Décryptage
Véhicule autonome ou vélonomie, il faut choisir !
Les Véhicules Autonomes (VA), c’est le futur que l’on touche du doigt à l’idée de pouvoir faire une sieste en se rendant au travail. Ils arriveront dans quelques années, nous promettent les constructeurs. Certains cyclistes s’en réjouissent : fini les dépassements dangereux et le stationnement illicite ! C’est oublier un peu vite les transformations du système de mobilité…
Les voitures autonomes : un rêve de sécurité, mais plus encore
Au-delà du confort (et du rêve) vendu par les VA, l’un des principaux arguments en leur faveur est la sécurité routière. Alors que 68% des cyclistes tués et 84% des piétons tués l’étaient suite à une collision avec un véhicule motorisé, on peut aisément se dire que des VA auraient sauvé des centaines de vies.
Chronique d’un effet rebond annoncé
Les constructeurs anticipent avec les VA une diminution des coûts de mobilité. La bonne nouvelle s’arrête cependant là, puisque l’Histoire a montré que la diminution des coûts se traduit par une augmentation des distances parcourues. Ce qui est vrai pour l’avion l’est aussi pour l’automobile, et devrait s’amplifier avec les VA : une diminution des coûts (monétaires et non monétaires) de la mobilité entraînera une augmentation de trajets effectués et de la longueur de ceux-ci. L’écoconduite n’y fera rien, il faut s’attendre à une augmentation de la pollution et de la congestion. Il faudra en effet ajouter aux déplacements actuels des milliers de trajets effectués à vide par des véhicules pour lesquels rouler sera moins cher que stationner, qui devront rejoindre leur propriétaire ou le client, chercher une livraison, etc.

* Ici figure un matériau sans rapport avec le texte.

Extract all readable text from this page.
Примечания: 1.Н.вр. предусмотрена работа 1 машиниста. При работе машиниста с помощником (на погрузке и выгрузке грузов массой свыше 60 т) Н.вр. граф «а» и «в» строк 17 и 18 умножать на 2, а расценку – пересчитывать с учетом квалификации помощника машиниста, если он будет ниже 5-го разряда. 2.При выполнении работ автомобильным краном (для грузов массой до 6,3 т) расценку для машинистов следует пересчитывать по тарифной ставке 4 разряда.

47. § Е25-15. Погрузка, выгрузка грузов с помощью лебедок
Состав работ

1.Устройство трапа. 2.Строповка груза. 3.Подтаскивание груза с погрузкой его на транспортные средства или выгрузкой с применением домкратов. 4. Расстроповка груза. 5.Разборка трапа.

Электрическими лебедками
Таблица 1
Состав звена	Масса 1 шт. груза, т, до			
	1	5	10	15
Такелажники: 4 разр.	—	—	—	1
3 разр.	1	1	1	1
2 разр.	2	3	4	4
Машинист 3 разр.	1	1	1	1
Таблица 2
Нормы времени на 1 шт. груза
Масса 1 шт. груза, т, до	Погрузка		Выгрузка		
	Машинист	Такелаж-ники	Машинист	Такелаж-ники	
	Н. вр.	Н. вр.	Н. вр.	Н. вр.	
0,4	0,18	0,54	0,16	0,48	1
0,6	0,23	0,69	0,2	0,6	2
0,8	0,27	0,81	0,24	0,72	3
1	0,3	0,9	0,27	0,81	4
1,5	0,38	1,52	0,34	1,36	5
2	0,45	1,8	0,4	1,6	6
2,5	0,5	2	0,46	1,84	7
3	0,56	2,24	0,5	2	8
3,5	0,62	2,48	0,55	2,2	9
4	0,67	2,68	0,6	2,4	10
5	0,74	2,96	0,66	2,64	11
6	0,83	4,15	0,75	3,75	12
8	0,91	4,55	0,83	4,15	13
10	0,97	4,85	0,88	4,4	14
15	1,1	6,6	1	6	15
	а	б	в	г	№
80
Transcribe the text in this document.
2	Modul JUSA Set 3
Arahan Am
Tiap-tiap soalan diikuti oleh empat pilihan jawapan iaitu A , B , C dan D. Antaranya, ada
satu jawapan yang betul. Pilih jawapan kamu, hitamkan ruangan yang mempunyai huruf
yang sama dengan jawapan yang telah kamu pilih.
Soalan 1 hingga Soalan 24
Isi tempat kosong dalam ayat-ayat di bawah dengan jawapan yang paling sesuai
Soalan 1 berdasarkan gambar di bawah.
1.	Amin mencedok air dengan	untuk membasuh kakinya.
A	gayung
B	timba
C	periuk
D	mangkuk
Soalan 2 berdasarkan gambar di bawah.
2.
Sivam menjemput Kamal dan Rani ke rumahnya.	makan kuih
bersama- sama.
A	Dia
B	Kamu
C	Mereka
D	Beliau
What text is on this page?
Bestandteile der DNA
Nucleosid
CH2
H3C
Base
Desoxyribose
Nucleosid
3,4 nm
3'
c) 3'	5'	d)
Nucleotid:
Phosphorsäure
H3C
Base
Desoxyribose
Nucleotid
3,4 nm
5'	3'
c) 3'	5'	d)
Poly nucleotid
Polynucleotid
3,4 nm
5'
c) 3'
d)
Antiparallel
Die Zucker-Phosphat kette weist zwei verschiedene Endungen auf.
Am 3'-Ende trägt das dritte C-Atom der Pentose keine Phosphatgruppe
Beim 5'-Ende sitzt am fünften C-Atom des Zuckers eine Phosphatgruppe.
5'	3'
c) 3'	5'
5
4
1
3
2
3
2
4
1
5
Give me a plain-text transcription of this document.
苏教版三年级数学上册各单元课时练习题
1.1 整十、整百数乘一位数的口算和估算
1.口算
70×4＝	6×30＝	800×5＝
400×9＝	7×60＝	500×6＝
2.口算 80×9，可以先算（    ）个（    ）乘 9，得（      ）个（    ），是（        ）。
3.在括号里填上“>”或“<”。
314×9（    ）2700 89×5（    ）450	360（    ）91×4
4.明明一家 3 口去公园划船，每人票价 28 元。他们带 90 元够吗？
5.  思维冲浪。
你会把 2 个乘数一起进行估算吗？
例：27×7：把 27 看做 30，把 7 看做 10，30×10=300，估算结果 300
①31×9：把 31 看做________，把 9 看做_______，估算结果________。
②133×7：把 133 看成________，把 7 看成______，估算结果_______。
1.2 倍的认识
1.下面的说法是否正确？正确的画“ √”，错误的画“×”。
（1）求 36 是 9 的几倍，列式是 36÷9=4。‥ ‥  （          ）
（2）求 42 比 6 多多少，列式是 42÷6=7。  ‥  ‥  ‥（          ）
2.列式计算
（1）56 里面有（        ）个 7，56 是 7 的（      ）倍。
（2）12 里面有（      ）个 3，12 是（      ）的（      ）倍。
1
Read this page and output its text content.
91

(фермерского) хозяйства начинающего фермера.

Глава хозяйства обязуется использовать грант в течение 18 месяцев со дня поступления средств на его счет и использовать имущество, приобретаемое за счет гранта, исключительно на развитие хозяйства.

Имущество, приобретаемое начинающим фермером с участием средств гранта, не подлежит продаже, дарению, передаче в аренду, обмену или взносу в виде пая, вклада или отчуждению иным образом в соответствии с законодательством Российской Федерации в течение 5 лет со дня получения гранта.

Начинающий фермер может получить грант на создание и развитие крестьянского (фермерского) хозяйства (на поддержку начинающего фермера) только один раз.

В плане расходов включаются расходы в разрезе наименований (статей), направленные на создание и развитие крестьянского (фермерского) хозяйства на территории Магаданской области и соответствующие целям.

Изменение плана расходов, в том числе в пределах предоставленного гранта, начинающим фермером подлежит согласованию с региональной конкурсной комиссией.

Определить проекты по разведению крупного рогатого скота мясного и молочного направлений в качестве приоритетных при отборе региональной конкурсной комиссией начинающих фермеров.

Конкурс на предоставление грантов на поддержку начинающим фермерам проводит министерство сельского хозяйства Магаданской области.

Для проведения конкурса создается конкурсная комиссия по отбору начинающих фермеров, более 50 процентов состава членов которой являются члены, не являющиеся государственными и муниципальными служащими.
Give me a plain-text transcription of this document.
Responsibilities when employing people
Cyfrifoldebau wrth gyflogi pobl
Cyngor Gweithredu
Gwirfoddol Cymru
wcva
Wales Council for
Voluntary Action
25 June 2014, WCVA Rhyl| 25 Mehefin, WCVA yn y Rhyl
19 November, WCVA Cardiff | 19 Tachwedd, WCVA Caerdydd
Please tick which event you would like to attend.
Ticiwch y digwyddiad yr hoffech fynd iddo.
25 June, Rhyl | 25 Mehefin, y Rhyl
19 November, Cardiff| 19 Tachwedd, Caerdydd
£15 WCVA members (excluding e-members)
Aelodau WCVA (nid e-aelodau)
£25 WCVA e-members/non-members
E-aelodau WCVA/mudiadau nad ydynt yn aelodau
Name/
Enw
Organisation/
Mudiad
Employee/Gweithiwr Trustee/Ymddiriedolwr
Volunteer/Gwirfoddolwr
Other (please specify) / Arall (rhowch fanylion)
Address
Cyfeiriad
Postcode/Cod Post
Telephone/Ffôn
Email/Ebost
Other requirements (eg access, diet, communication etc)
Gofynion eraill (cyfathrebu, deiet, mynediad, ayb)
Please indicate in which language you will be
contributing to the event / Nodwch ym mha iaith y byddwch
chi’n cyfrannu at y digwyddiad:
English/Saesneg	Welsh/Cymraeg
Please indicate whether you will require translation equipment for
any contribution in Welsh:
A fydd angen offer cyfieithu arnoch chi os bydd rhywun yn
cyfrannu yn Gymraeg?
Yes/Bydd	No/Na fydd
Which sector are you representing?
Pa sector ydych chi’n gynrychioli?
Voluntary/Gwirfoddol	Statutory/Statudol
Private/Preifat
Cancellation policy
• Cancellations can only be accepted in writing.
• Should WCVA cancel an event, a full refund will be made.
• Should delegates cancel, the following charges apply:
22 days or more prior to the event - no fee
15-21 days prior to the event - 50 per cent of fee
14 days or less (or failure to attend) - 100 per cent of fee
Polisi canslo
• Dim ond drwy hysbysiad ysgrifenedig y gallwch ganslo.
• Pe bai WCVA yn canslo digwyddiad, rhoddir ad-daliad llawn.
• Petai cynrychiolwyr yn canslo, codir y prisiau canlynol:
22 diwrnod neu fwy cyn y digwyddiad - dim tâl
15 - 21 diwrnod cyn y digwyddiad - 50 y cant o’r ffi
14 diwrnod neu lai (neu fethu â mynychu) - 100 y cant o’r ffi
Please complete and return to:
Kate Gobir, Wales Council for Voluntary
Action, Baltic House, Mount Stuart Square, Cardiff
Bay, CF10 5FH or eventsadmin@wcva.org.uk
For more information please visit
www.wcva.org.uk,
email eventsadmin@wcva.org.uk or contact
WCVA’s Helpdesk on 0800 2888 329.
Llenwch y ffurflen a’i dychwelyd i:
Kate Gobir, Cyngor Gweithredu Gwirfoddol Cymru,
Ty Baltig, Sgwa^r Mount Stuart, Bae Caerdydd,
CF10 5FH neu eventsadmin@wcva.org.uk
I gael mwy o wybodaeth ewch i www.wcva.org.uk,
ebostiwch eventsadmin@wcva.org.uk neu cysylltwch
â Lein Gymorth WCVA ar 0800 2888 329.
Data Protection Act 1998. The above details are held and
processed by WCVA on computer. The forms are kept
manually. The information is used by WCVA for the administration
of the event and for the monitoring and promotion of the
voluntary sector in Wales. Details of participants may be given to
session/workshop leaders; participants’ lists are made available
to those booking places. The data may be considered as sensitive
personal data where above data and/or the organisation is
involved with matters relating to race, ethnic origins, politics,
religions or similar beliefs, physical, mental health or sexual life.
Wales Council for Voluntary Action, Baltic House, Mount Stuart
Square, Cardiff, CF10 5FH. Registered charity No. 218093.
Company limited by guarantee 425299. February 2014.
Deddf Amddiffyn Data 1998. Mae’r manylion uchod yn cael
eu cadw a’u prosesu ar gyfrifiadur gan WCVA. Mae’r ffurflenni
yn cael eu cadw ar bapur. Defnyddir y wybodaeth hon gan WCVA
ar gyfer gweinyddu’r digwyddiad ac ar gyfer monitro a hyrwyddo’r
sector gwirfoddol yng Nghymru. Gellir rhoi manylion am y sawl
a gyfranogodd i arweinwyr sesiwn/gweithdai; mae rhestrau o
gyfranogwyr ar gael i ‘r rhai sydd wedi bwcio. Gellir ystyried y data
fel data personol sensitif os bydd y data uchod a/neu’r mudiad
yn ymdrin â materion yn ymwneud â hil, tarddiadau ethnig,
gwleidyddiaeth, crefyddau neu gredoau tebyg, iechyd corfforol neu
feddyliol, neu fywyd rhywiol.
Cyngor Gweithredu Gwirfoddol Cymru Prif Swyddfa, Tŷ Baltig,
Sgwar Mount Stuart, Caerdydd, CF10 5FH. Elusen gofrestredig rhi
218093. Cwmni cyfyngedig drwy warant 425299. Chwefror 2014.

Toujours plus loin, le périurbain
Le VA ne fait pas exception à la logique des transports. Si le temps et le coût de déplacement sont deux facteurs expliquant les stratégies de localisation des ménages ; on peut également y ajouter l’effort physique ou bien la perception d’utilité du temps. C’est ce dernier critère notamment qui explique l’« effet TGV » dans de nombreuses villes françaises : des cadres parisiens peuvent se permettre d’avoir des temps de transport importants, puisqu’il est possible de travailler pendant que l’on se déplace, travail suffisamment rémunérateur pour contrebalancer le coût de la mobilité. Cependant, là où l’« effet TGV » se concentre dans les métropoles (pour le meilleur et pour le pire), le VA annonce une périurbanisation générale. Qu’est-ce qui empêchera demain les plus aisés, qui résident déjà sensiblement plus loin de leur travail que la moyenne des français, de s’éloigner encore plus des villes ? De faire sa journée de télétravail en même temps que la voiture nous emmène en week-end à Bayonne, puis d’animer une visioconférence pendant que l’on se rend chez sa grand-mère à Nice ?
L’automobile est largement responsable de la périurbanisation et de l’étalement urbain, rien n’indique que les VA permettront d’inverser la tendance. À l’inverse, nos villes moyennes, pas assez « branchées » pour attirer les cadres et les touristes, poursuivront leur lente décroissance avec le départ de tous ceux qui pourront se permettre cette mobilité sans contrainte.
Véhicule autonome ou vélonomie, il faut choisir
La FUB et ses associations sont en effet porteuses du vélo comme une transformation de la ville et de la vie, que l’on peut résumer en un mot : la vélonomie. Des vélo-écoles qui apprennent à faire du vélo, des ateliers qui apprennent à réparer soi-même son vélo, une appropriation de l’espace urbain, un contact direct avec les éléments naturels,… Sans tomber dans un lyrisme excessif, il faut reconnaître que le vélo, objet «convivial» par excellence, est un formidable outil d’émancipation individuelle.
Rien de tout cela, au contraire, avec le VA. D’abord, il s’agit d’une consécration de la technologie comme solution au climat, vision d’autant plus erronée qu’elle néglige le coût environnemental des matières premières à extraire ou le coût énergétique des données numériques produites (jusqu’à 1GO par seconde !). Ensuite, le VA incarne à l’extrême l’absence de résilience des sociétés modernes : aucun individu ne sera capable de réparer son véhicule, rempli d’électronique. Enfin, la dépendance aux logiciels ne peut que générer une perte de conscience de son environnement, des distances, de la géographie,… On traverse des territoires sans les regarder, ne laissant au passage que quelques nuisances sonores.
Au final, pas besoin d’investir des centaines de milliards d’euros dans des logiciels intelligents, la solution est sous nos yeux. L’insécurité routière sera réduite par une transition vers une société moins routière. La fuite en avant que constitue la technologie embarquée dans des VA ne pourra que créer plus de problèmes qu’elle n’en résout. La mobilité autonome, si elle doit se développer, doit l’être au service de la ville, par exemple autour de transports en commun.